Vita mengatupkan bibirnya dan melangkah maju mendekati Iqbaal. Gadis itu menatap manik mata Iqbaal yang menyiratkan agar gadis itu lebih cepat. Dia tidak mengerti mengapa Iqbaal sampai mau melakukan itu semua untuknya. Dia tidak pernah berpikir bahwa Iqbaal akan melakukan hal ini.
Iqbaal melangkah maju dan menyambut Vita dengan senyuman hangat di bibirnya. Laki-laki itu menyodorkan kue yang ada pada tangannya ke arah Vita dan menggerakkan dagunya ke arah lilin yang menyala--memberikan isyarat agar Vita meniup lilin tersebut.

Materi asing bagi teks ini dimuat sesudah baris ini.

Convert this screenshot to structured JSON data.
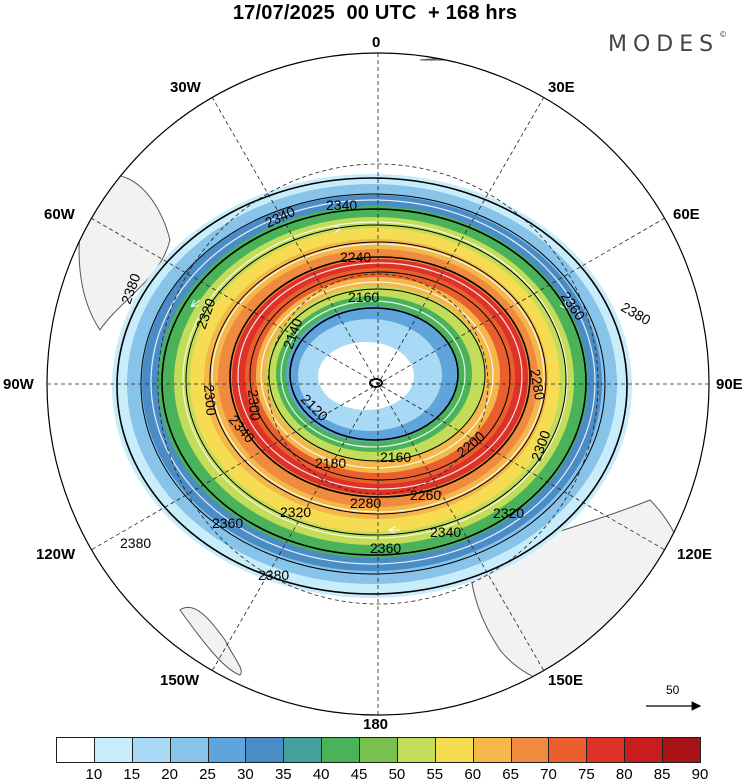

Saat Vita ingin meniup lilin tersebut, tiba-tiba ia mendengar suara yang mengganggu di belakang Iqbaal. Tubuh Vita yang terlampau lebih kecil daripada Iqbaal, tak dapat melihat apapun.
"Udah, cepetan tiup."
"A--Ada apaan di belakang?"
"Tiup dulu," tukas Iqbaal.
Vita yang ingin meniup kedua lilin yang menyala itu mengurungkan niatnya saat mendengar suara-suara orang menyanyi lagu 'Happy Birthday' menyambutnya.
"Happy birthday... Happy birthday..."
Iqbaal pun melangkah mundur dengan kue yang masih tertancap dua lilin menyala itu. Kedua mata Vita membulat saat mendapati teman-teman dan bahkan, kedua orang tuanya yang berkumpul menjadi suatu kelompot memasuki halaman rumahnya.
Tak hanya itu, di tangan mereka masing-masing membawa kado yang dihias dari beragam warna kertas kado. Bahkan, Dennis dan Hafiz yang selama ini belum ia temui ikut datang dengan kado yang paling besar daripada mereka semua.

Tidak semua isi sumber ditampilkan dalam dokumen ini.